GOP lawmakers take aim at U.S. judiciary

Upset over rulings, some in House pursue `jurisdiction stripping'


When House Republicans tried last week to block federal courts from hearing challenges to the words "under God" in the Pledge of Allegiance, U.S. Rep. Todd Akin didn't sugarcoat the latest effort to limit the judiciary: We do this, the Missouri Republican said, "because we don't trust them."

In the simmering feud between Congress and the courts, such "jurisdiction stripping" measures have emerged as a weapon of choice for Republicans.

For the most part, the proposals - including the move to allow only state courts to hear Pledge of Allegiance challenges - stand little chance of becoming law, legal scholars and analysts say. But they lay bare ugly tensions between the legislative and judicial branches and could prove to be a potent issue in this year's midterm elections.
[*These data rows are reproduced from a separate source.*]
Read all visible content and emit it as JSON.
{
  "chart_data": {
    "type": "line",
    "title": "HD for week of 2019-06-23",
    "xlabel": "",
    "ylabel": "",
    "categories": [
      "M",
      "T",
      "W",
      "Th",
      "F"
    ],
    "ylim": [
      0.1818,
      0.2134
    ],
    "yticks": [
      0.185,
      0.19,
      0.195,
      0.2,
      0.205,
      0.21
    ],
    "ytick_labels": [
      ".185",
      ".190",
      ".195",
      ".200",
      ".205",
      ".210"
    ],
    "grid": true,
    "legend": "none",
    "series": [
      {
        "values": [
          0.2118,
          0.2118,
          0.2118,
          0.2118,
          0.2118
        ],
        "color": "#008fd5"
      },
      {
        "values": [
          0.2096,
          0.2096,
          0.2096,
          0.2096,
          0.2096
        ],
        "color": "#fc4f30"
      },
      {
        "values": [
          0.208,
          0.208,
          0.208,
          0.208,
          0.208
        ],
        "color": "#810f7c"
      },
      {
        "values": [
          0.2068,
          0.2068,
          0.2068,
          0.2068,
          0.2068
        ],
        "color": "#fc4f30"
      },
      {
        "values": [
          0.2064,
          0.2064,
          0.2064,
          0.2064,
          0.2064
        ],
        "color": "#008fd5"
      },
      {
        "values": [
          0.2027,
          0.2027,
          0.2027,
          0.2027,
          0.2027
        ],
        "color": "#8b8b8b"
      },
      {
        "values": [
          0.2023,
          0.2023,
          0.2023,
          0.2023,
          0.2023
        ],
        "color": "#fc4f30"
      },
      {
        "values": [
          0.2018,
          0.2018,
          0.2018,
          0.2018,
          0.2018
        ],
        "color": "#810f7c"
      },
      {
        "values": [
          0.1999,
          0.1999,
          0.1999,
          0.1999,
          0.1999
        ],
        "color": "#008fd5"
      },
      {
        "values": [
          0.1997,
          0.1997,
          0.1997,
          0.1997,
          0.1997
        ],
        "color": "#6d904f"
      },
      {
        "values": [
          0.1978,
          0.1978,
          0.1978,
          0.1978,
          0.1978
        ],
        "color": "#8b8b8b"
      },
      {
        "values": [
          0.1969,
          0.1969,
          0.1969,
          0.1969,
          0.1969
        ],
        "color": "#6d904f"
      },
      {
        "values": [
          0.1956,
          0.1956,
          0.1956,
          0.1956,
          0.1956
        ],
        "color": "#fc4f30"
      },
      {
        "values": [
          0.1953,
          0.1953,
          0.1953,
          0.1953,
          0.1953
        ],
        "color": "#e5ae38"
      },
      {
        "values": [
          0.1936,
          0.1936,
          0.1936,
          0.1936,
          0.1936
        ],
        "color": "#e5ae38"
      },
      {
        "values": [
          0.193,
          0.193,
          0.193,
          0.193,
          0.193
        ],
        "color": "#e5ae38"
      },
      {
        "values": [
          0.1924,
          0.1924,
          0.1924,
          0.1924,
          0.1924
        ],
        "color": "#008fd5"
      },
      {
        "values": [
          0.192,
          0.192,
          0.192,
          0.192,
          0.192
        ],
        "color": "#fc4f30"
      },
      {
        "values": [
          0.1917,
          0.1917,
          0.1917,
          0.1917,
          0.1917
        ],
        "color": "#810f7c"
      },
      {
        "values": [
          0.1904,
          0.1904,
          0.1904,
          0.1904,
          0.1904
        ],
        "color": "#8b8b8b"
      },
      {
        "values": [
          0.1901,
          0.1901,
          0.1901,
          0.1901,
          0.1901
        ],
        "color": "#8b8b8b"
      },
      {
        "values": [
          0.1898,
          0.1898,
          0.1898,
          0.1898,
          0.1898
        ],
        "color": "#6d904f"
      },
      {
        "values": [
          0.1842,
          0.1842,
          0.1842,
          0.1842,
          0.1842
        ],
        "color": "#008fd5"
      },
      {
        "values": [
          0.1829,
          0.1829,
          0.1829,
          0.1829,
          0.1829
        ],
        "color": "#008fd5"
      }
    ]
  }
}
Angry about court rulings on issues ranging from private property seizures to same-sex marriage, lawmakers over the past two years have introduced at least a dozen measures aimed at stripping the federal courts, including the U.S. Supreme Court, of the authority to rule on any cases involving issues such as public displays of the Ten Commandments, prayer at government meetings or state laws restricting pornography.

Some lawmakers would go further. House Judiciary Committee Chairman F. James Sensenbrenner Jr. of Wisconsin has suggested appointing an inspector general to monitor the federal courts. Another proposal would dilute the influence of the San Francisco-based 9th U.S. Circuit Court of Appeals - which four years ago touched off the Pledge of Allegiance furor by ruling that "under God" had turned the patriotic oath into an unconstitutional "profession of religious belief" - by splitting the panel in two.

"I think you can look at this in two ways - and one way, which I think is clearly true, is it's a form of saber-rattling - the House is saying, `We're mad as hell. But if we just say we're mad as hell, it isn't going to be taken as seriously as if we pass something,'" said Charles G. Geyh, an Indiana University law professor and author of When Courts & Congress Collide: The Struggle for Control of America's Judicial System.

"The second possibility, though, is that we are seeing a sea change, something a little more profound," Geyh said recently. "It could be this brave new world of controlling judicial functions."

The proposal to keep Pledge of Allegiance challenges out of federal courts cleared the House on Wednesday in a 260-167 vote. Similar legislation is pending in the Senate, but it is not likely to move forward.

Still, measures aimed at putting brakes on courts are perceived as political winners among social conservative voters. The effort to keep Pledge of Allegiance challenges out of federal courts was part of the "American Values Agenda," a package of conservative goals that the House Republican leadership hopes to put to a vote before the November elections.

House Minority Leader Nancy Pelosi called it the politics of "distraction and division" in the recent debate.

"The pledge to the flag and the words `under God' are not in trouble," said Pelosi, a California Democrat. "It's hard to understand why you would take up the time of this Congress to bring something to the floor that is so out of touch with the concerns of the American middle class."

As a political maneuver, attempts at jurisdiction-stripping are not new. The first and most famous effort came in the post-Civil War case of a Mississippi newspaper editor, William McCardle, who challenged his detention in military custody for publishing "incendiary and libelous" articles. While the Supreme Court was considering McCardle's appeal, Congress abruptly repealed the federal law that had given McCardle access to the court.

More recently, Congress has threatened to remove jurisdiction on specific types of cases more as a way to protest rulings it did not like, usually without success, said Duke University law professor Erwin Chemerinsky, a constitutional law expert whose own cases before the U.S. Supreme Court have included a challenge to a Ten Commandment display on the Texas state Capitol grounds.

"This has been proposed in Congress over and over again through American history," Chemerinsky said. "In the 1950s, it was proposed with regard to the loyalty oath cases. In the1960s, it was the reapportionment cases, and then the school prayer cases. In the 1980s, it was not letting federal courts hear abortion cases or [school] busing cases."

The pattern has accelerated more recently, although without ultimate success for its GOP backers. In 2004, the House of Representatives approved two measures that would have stripped the federal courts of the power to hear challenges to the federal Defense of Marriage Act or to the phrase "under God" in the Pledge of Allegiance. Neither measure passed the Senate.